Als Unterscheidung hat sich eine Einteilung in:
- einmalige, kurzfristige Traumen wie Verkehrsunfälle
- in langfristige wie Geiselhaft und lebensbedrohliche Erkrankungen
- mehrmalige Traumen wie politische Verfolgung, Kriegseinwirkungen oder wiederholter sexueller Missbrauch bewährt (Maercker & Ehler 2001)
Für die Folgen und deren Aufarbeitung ist wichtig:
- in welchem Alter das traumatische Ereignis passiert ist – pränatal, als Baby, Klein-Kind, Jugendlicher, Erwachsener …
- ob es ohne Vorwarnung passiert ist – Schock
- die Intensität des Ereignisses
- die Dauer des Ereignisses (Zeitraum und Wiederholung)

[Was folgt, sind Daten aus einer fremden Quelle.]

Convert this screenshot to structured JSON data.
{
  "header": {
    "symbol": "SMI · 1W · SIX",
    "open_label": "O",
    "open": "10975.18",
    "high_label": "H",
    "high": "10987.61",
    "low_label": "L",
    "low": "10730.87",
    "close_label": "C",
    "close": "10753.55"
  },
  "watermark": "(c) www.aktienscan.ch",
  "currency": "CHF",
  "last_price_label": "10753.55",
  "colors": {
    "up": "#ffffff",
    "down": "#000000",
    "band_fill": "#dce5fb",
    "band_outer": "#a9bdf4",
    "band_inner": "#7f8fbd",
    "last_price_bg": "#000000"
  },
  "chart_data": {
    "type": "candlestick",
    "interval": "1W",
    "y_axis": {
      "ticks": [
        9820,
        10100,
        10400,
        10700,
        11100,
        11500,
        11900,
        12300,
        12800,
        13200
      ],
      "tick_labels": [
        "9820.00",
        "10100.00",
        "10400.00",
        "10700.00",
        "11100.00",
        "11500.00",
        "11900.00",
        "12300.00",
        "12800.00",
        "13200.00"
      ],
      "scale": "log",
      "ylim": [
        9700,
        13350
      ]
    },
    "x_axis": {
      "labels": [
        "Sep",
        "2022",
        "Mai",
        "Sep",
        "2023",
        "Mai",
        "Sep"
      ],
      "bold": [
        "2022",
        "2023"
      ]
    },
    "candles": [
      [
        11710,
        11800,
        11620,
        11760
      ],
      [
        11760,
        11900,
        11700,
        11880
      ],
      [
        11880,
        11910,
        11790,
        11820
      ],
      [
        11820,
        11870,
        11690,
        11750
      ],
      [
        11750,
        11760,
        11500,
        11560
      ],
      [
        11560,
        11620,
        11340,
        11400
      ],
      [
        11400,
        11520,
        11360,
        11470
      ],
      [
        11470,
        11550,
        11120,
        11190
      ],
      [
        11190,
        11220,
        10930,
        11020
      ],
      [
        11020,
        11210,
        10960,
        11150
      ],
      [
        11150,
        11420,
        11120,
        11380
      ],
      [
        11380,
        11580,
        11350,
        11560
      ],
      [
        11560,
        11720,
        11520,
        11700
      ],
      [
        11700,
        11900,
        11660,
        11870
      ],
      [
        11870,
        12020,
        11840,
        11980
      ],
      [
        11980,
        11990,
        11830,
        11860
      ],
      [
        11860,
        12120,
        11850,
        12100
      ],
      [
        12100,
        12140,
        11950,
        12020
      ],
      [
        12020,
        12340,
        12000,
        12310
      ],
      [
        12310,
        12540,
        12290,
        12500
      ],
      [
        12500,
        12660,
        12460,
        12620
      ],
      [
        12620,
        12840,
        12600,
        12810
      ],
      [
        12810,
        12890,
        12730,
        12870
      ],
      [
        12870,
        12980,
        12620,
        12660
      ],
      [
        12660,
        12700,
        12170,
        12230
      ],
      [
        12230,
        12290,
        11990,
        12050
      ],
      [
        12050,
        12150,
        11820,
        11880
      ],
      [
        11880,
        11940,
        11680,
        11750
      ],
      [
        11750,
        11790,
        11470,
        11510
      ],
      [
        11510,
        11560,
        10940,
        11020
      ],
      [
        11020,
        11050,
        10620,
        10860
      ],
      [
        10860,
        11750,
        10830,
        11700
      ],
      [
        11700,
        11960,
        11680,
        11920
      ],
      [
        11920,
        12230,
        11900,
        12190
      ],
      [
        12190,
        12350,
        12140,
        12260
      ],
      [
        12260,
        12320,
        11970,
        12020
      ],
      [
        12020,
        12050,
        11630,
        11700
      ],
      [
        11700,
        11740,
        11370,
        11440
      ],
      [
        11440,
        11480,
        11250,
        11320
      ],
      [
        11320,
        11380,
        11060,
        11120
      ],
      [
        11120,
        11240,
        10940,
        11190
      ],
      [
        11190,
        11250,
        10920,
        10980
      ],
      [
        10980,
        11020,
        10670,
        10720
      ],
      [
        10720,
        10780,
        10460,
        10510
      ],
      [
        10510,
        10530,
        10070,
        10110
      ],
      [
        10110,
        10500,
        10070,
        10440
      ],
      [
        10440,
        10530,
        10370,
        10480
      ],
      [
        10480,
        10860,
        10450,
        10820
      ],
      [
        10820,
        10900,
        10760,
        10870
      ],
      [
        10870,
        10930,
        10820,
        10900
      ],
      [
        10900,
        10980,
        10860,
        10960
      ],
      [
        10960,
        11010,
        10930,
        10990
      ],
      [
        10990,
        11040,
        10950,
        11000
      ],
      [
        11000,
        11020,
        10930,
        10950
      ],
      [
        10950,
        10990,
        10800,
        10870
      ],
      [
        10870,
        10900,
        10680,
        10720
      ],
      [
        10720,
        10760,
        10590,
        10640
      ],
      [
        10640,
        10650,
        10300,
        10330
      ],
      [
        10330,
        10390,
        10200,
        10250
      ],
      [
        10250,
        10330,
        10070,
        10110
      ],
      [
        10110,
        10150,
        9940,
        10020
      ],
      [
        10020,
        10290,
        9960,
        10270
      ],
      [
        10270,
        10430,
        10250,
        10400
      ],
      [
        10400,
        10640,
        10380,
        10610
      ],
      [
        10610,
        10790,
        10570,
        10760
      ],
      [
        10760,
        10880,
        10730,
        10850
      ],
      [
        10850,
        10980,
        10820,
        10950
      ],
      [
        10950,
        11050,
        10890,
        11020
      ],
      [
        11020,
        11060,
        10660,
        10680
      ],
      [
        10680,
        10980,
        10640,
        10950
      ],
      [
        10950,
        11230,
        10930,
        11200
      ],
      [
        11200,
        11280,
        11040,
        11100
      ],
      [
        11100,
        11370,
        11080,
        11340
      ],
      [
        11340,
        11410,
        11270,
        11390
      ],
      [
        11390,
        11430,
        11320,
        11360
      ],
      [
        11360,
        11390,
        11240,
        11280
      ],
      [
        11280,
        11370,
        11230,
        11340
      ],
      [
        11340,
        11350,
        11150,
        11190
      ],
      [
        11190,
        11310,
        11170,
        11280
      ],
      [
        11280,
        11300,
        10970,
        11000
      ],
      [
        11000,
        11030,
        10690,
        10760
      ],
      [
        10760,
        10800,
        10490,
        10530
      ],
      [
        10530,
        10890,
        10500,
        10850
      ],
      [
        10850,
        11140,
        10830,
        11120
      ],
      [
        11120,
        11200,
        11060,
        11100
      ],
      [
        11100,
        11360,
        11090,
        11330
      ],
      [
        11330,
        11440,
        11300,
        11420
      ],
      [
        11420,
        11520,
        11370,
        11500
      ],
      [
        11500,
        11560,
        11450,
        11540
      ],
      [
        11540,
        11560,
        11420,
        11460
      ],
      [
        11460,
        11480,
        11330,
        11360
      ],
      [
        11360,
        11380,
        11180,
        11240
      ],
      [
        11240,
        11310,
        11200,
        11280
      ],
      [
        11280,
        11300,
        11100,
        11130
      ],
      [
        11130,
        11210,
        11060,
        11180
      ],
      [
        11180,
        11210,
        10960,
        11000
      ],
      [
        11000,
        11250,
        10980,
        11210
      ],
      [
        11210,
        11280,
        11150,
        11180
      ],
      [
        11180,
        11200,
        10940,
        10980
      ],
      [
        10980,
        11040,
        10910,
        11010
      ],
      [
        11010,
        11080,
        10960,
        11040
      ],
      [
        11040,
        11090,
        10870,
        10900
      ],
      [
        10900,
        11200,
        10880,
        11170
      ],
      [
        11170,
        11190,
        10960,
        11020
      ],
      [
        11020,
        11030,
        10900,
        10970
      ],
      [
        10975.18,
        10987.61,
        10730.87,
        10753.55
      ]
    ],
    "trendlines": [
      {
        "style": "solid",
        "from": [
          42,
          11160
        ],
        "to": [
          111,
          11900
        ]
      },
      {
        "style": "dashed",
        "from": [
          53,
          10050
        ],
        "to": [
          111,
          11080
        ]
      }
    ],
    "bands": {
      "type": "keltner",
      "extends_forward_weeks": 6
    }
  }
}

- ob ein Mensch einem anderen das Leid zugefügt hat
- ob „das Schicksal“, „der Zufall“, „die Natur“ dem Menschen das Leid zugefügt hat
Ob die Situation extrem belastend und/oder lebensbedrohlich ist, wird primär instinktiv und nicht intellektuell wahrgenommen. Es geht also nicht sosehr darum, was objektiv wirklich passiert, sondern wie es subjektiv und im Körper erlebt wird.
Obwohl Traumen durch extrem belastende und/oder lebensbedrohliche Ereignisse typische Veränderungen sowohl auf kognitiver, emotionaler, physiologischer und verhaltensmäßiger Ebene bewirken, so sind die wichtigsten Auswirkungen dennoch physischer/physiologischer Natur. Auf Grundlage der klassischen Symptome Intrusion, Vermeidung/Numbing und Hyperarousal gibt es seit 1980 eine präzise Störungsdefinition, die nach DSM-5 oder ICD 10 Posttraumatische Belastungsstörung (PTBS) genannt wird. Alle Symptome bewirken, dass Lebensenergie geraubt oder blockiert wird.